# Need a condo for a week



## Nokomis (Nov 12, 2012)

I need a condo for a week , june ,july, or aug. if u have something availiable let me know. anywhere from gulf shores to destin preferable on gulf. Thanks


----------



## ManSnorkle (Jul 18, 2012)

Call Navarre Properties at 800-936-1312. or go to their website. http://www.navarrelistings.com/

Ive used them multiple times when family has come down. We've done mostly tower condos, but a few times when the group got really big we got some of the bigger houses they have. 

Only downfall to some of the houses - no pool. Really only matters if you have kids. 
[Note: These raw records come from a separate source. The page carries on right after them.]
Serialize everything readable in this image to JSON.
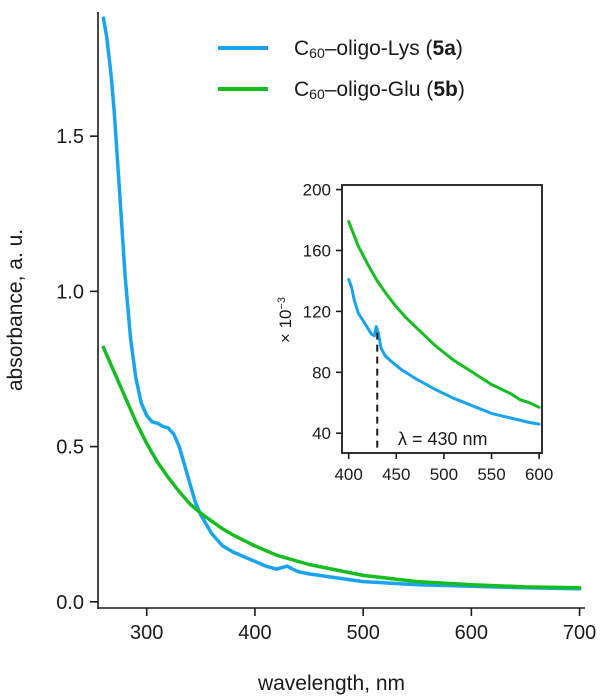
{
  "colors": {
    "lys": "#1aa3ee",
    "glu": "#16bd21",
    "axis": "#1a1a1a"
  },
  "chart_data": [
    {
      "type": "line",
      "xlabel": "wavelength, nm",
      "ylabel": "absorbance, a. u.",
      "xlim": [
        255,
        705
      ],
      "ylim": [
        -0.02,
        1.9
      ],
      "xticks": [
        300,
        400,
        500,
        600,
        700
      ],
      "xtick_labels": [
        "300",
        "400",
        "500",
        "600",
        "700"
      ],
      "yticks": [
        0.0,
        0.5,
        1.0,
        1.5
      ],
      "ytick_labels": [
        "0.0",
        "0.5",
        "1.0",
        "1.5"
      ],
      "legend": {
        "placement": "top-right",
        "items": [
          {
            "prefix": "C",
            "sub": "60",
            "text": "–oligo-Lys (",
            "bold": "5a",
            "suffix": ")",
            "series": "lys"
          },
          {
            "prefix": "C",
            "sub": "60",
            "text": "–oligo-Glu (",
            "bold": "5b",
            "suffix": ")",
            "series": "glu"
          }
        ]
      },
      "series": [
        {
          "name": "C60–oligo-Lys (5a)",
          "key": "lys",
          "x": [
            260,
            263,
            267,
            270,
            275,
            280,
            285,
            290,
            295,
            300,
            305,
            310,
            315,
            320,
            325,
            330,
            335,
            340,
            345,
            350,
            360,
            370,
            380,
            390,
            400,
            410,
            420,
            425,
            430,
            435,
            440,
            450,
            470,
            500,
            550,
            600,
            650,
            700
          ],
          "y": [
            1.88,
            1.82,
            1.7,
            1.58,
            1.32,
            1.05,
            0.85,
            0.72,
            0.64,
            0.6,
            0.58,
            0.575,
            0.565,
            0.56,
            0.54,
            0.5,
            0.44,
            0.38,
            0.32,
            0.28,
            0.22,
            0.18,
            0.16,
            0.145,
            0.13,
            0.115,
            0.105,
            0.11,
            0.115,
            0.105,
            0.097,
            0.09,
            0.08,
            0.065,
            0.055,
            0.05,
            0.045,
            0.042
          ]
        },
        {
          "name": "C60–oligo-Glu (5b)",
          "key": "glu",
          "x": [
            260,
            270,
            280,
            290,
            300,
            310,
            320,
            330,
            340,
            350,
            360,
            370,
            380,
            400,
            420,
            450,
            500,
            550,
            600,
            650,
            700
          ],
          "y": [
            0.82,
            0.74,
            0.66,
            0.58,
            0.51,
            0.45,
            0.4,
            0.355,
            0.315,
            0.285,
            0.26,
            0.235,
            0.215,
            0.18,
            0.15,
            0.12,
            0.085,
            0.065,
            0.055,
            0.048,
            0.045
          ]
        }
      ]
    },
    {
      "type": "line",
      "title": "inset",
      "ylabel_prefix": "× 10",
      "ylabel_exp": "−3",
      "xlim": [
        393,
        603
      ],
      "ylim": [
        27,
        203
      ],
      "xticks": [
        400,
        450,
        500,
        550,
        600
      ],
      "xtick_labels": [
        "400",
        "450",
        "500",
        "550",
        "600"
      ],
      "yticks": [
        40,
        80,
        120,
        160,
        200
      ],
      "ytick_labels": [
        "40",
        "80",
        "120",
        "160",
        "200"
      ],
      "annotation": {
        "text": "λ = 430 nm",
        "x": 430
      },
      "series": [
        {
          "name": "C60–oligo-Lys (5a)",
          "key": "lys",
          "x": [
            400,
            403,
            406,
            410,
            415,
            420,
            424,
            427,
            429,
            431,
            434,
            438,
            445,
            455,
            470,
            490,
            510,
            530,
            550,
            570,
            590,
            600
          ],
          "y": [
            141,
            136,
            127,
            119,
            114,
            109,
            105,
            104,
            110,
            106,
            96,
            91,
            87,
            82,
            76,
            69,
            63,
            58,
            53,
            50,
            47,
            46
          ]
        },
        {
          "name": "C60–oligo-Glu (5b)",
          "key": "glu",
          "x": [
            400,
            410,
            420,
            430,
            440,
            450,
            460,
            470,
            480,
            490,
            500,
            510,
            520,
            530,
            540,
            550,
            560,
            570,
            580,
            590,
            600
          ],
          "y": [
            179,
            163,
            151,
            140,
            131,
            123,
            116,
            110,
            104,
            98,
            93,
            88,
            84,
            80,
            76,
            72,
            69,
            66,
            62,
            60,
            57
          ]
        }
      ]
    }
  ]
}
But hey you'll be at the beach. So...

Tell them Rich Port referred you if you decide to book. Maybe I'll get a discount next time i book.


----------



## hjorgan (Sep 30, 2007)

www.BeautifulBeachCondos.com
Owner rents direct
Kris Bishop is the name.
Call him at 205-908-4792
Tell him Hugh Jorgan sent ya...


----------



## TONER (Mar 25, 2008)

A friend of mine has a breathtaking gulf front condo on perdido key sleeps 8 comfortable not sure on the availability her name is Donna # 450-7212


----------



## BananaTom (Feb 16, 2008)

If the above info fails to provide accommodations, there is always www.VRBO.com

http://www.vrbo.com
Vacation rentals by owner


----------



## lxa690 (Oct 22, 2009)

My family owns http://www.perdidokeyflorida.com and Perdido Key Resort Management out in Perdido Key. Give me a call at 850-492-9999 if you want to stay in Perdido Key. JD


----------



## Nokomis (Nov 12, 2012)

Thanks Guys...


----------